Kegiatan yang berlangsung selama tiga hari, mulai 21 hingga 23 November 2025 ini, berjalan lancar dan meriah. Acara dipusatkan di kompleks pesantren tersebut dengan melibatkan peserta dari 23 kecamatan se-Kabupaten Madina.
Berbagai cabang olahraga dan seni dipertandingkan, seperti bola voli, tenis meja, bulu tangkis, tarik tambang putra/putri, vokal solo, tari kreasi baru, hingga lomba pancing mania. Meski sempat diguyur hujan, semangat para peserta tetap tinggi hingga seluruh rangkaian kegiatan terselesaikan dengan baik.
Ketua PGRI Cabang Batahan, Musliadi Sitompul, S.Pd., menyampaikan apresiasi yang sebesar-besarnya kepada seluruh pihak yang telah mendukung suksesnya penyelenggaraan Porseni ini.
“Terima kasih kepada seluruh elemen, terutama panitia yang telah bekerja tanpa pamrih. Kehadiran Bupati Mandailing Natal beserta rombongan juga menjadi penyemangat bagi para peserta,” ujarnya.
Pada penutupan kegiatan, diumumkan bahwa PGRI Kecamatan Ranto Baek berhasil meraih gelar juara umum dalam Porseni PGRI ke-80 tersebut.
Acara penutupan turut dihadiri Ketua PGRI Kabupaten Madina, Defrion Caniago beserta jajaran, Camat Batahan Sukiman, SE, Danramil 20 Batahan Kapten Infanteri S. Marpaung, Ketua PGRI Cabang Batahan, serta para tamu undangan lainnya.

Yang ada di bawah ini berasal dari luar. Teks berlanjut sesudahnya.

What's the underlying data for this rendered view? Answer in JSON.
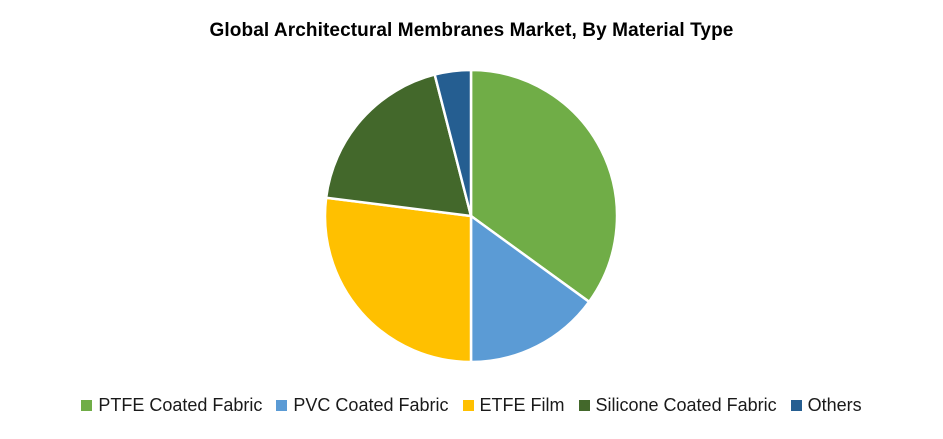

Dalam sambutannya, Camat Batahan, Sukiman, SE, berharap Porseni tidak hanya menjadi ajang kompetisi semata, namun juga sarana mempererat hubungan antar tenaga pendidik.
“Porseni PGRI ini diharapkan dapat mempererat tali silaturahmi antar guru, meningkatkan semangat olahraga dan seni, serta menjadi momentum untuk mengembangkan potensi para pendidik di Kabupaten Madina. Perlombaan bukan sekadar mengejar kemenangan, tetapi menjaga kebersamaan dalam organisasi PGRI,” ungkapnya.
Dengan berakhirnya kegiatan ini, Porseni PGRI ke-80 tingkat Kabupaten Madina resmi ditutup dan diharapkan mampu memberikan motivasi bagi peningkatan profesionalitas guru ke depan.